Culture, television, and the nation-state (apropos a surprising new TV series)

Now this looks very enticing! In fact, this is one of the more surprising things to come out of the world of commercial television. Quite unexpected, and this is one of those very rare times when I would actually want to "get TV" (cable or air) in my house. Fortunately, it will surely come out on DVD fairly soon.



Usually, to encounter high culture on TV, in Amerika, you have to watch PBS - the much maligned Public Broadcasting System, the closest equivalent to a national (as in, "state") TV station Amerika has.

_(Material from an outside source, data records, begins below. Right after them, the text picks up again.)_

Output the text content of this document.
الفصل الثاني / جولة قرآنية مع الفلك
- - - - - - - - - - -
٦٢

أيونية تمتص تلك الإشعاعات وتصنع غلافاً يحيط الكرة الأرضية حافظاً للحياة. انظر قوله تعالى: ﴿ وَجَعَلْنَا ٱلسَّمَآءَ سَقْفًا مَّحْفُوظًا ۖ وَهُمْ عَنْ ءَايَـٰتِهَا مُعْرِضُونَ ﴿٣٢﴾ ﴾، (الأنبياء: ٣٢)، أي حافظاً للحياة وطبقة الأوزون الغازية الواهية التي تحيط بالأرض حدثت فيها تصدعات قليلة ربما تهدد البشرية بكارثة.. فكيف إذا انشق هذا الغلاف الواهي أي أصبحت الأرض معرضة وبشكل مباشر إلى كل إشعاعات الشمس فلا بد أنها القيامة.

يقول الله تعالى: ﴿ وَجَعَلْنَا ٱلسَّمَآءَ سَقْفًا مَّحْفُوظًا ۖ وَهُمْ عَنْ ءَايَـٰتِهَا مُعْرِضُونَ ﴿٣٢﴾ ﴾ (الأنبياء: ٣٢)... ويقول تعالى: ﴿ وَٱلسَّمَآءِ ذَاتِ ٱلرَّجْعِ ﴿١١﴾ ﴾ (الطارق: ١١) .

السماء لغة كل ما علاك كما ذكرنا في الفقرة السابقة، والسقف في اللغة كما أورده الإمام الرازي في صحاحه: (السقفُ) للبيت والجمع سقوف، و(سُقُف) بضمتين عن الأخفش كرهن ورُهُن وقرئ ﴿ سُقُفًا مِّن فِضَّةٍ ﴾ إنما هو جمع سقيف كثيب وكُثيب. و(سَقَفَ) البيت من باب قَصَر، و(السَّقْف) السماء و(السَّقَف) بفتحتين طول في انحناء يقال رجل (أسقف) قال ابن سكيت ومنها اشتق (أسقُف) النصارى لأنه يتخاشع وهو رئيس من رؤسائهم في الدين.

However, in many other parts of the world, and especially in Europe, the national ("state") TV stations are the guardians of high culture, and thus have a civilizing role - or impact.

A case in point is the world of television in Central and Eastern Europe, and the impact of commercial television after the 1990s. They have invaded the market, have become very successful, but true quality television remained with the "national," i.e. state-owned stations.

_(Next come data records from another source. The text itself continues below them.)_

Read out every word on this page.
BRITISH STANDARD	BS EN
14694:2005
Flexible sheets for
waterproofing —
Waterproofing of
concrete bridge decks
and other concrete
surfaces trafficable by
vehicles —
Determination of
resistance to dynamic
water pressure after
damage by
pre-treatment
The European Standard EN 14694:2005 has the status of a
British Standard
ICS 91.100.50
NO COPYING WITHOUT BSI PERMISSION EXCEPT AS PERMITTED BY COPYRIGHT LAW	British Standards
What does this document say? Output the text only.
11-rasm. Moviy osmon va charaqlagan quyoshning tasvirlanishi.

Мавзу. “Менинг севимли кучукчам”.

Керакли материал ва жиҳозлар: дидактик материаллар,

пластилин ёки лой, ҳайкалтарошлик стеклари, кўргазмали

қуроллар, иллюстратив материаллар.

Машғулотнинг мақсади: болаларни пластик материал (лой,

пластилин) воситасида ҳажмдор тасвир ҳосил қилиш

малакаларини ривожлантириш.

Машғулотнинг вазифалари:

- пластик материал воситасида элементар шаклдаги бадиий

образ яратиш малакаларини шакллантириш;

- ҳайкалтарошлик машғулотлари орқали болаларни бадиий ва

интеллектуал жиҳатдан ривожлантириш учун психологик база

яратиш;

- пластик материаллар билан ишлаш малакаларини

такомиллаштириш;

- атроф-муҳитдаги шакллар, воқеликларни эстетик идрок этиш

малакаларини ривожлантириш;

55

These states came about as a result of the pursuit of the idea of the "nation-state," that every nation (defined ethnically and culturally, i.e. ethno-culturally) needs to have its own state(hood). In consequence, the very raison d'être of the resulting states became, and is, the protection of the interests of these "nations," defined ethnoculturally: around a "common" language, culture, history (real or constructed? shared or inculcated? - usually both). (This is the German model.) What is a state, however? It is a set of institutions. This is then what the state institutions are meant to do: to protect the interests of a culturally defined nation, which means the protection and promotion of the given culture, as defined by the state. (This is the French model, although the French nation was not defined ethnically, but politically and culturally.)

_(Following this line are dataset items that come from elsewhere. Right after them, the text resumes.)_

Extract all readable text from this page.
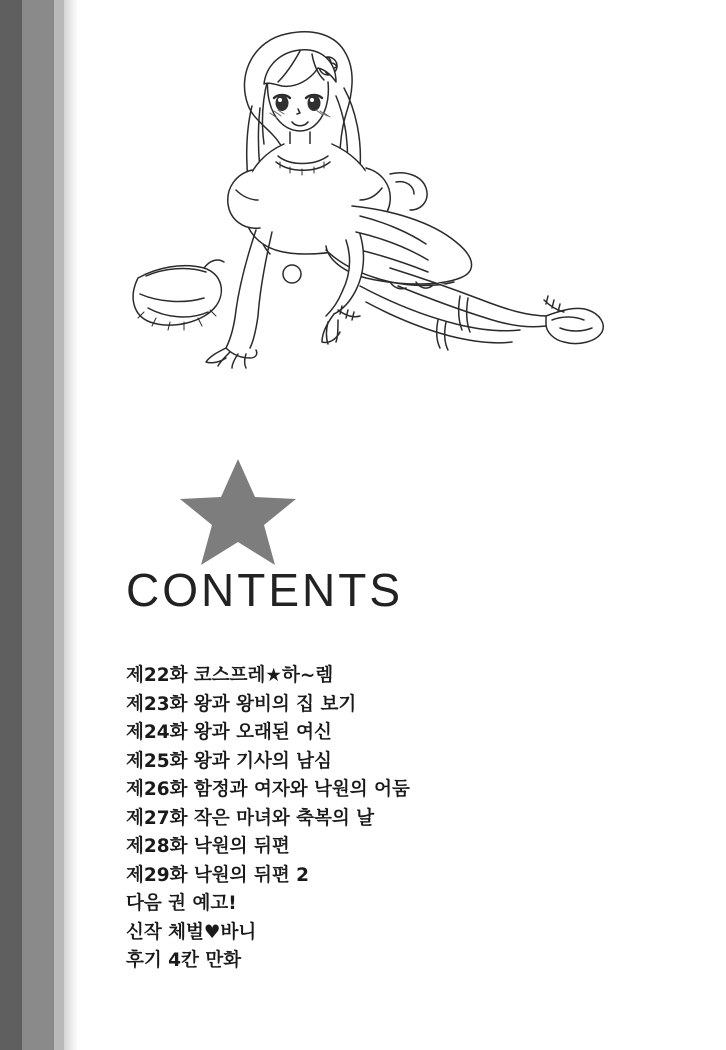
CONTENTS
제22화 코스프레★하~렘
제23화 왕과 왕비의 집 보기
제24화 왕과 오래된 여신
제25화 왕과 기사의 남심
제26화 함정과 여자와 낙원의 어둠
제27화 작은 마녀와 축복의 날
제28화 낙원의 뒤편
제29화 낙원의 뒤편 2
다음 권 예고!
신작 체벌♥바니
후기 4칸 만화
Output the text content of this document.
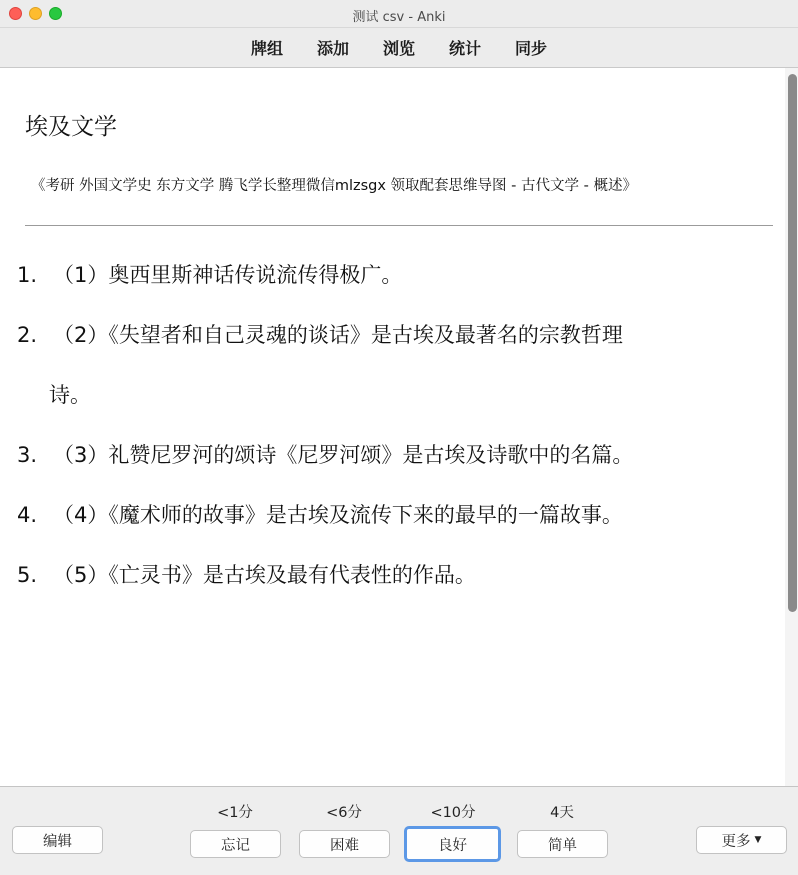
测试 csv - Anki
牌组	添加	浏览	统计	同步
埃及文学
《考研 外国文学史 东方文学 腾飞学长整理微信mlzsgx 领取配套思维导图 - 古代文学 - 概述》
1. （1）奥西里斯神话传说流传得极广。
2. （2）《失望者和自己灵魂的谈话》是古埃及最著名的宗教哲理
诗。
3. （3）礼赞尼罗河的颂诗《尼罗河颂》是古埃及诗歌中的名篇。
4. （4）《魔术师的故事》是古埃及流传下来的最早的一篇故事。
5. （5）《亡灵书》是古埃及最有代表性的作品。
编辑
<1分	<6分	<10分	4天
忘记	困难	良好	简单	更多 ▼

There are many downsides to such an understanding of nation and state; for example, the existence of a quasi-sacred canon of national culture, whose questioning is almost a blasphemy - and  whose epitome are the "national poets" - usually romantic poets who wrote during and about the struggle for the definition of the nation, in the nineteenth century, intertwining in their work the definition of the language, history, and the struggle for independence.. There are, however, important upsides, namely this self-understanding of some of these institutions of the state, as being the guardians of cultural heritage - not necessarily limited to the past, especially in the case of national TV stations.

Of course, this might also have to do with the fact that, in many countries, when television arrived, it was through state-owned stations, and not through the market. As a consequence, the approach to this new medium has been shaped not by commercial interest, but by the idea of public service (information, news - just like in the case of the first radio stations there), and might also have meant that the input of educated people, with sophisticated cultural backgrounds, was decisive - and they applied their understanding of other branches of culture, to deciding about the very purpose and direction of the programs of this new medium.

Now, I am quite unfamiliar with the history of television, but these seem to be fair enough suppositions, since I have experienced them first hand, growing up in Europe, nourished (in part) exactly by these institutions (sometimes to my delight, sometimes to indigestion).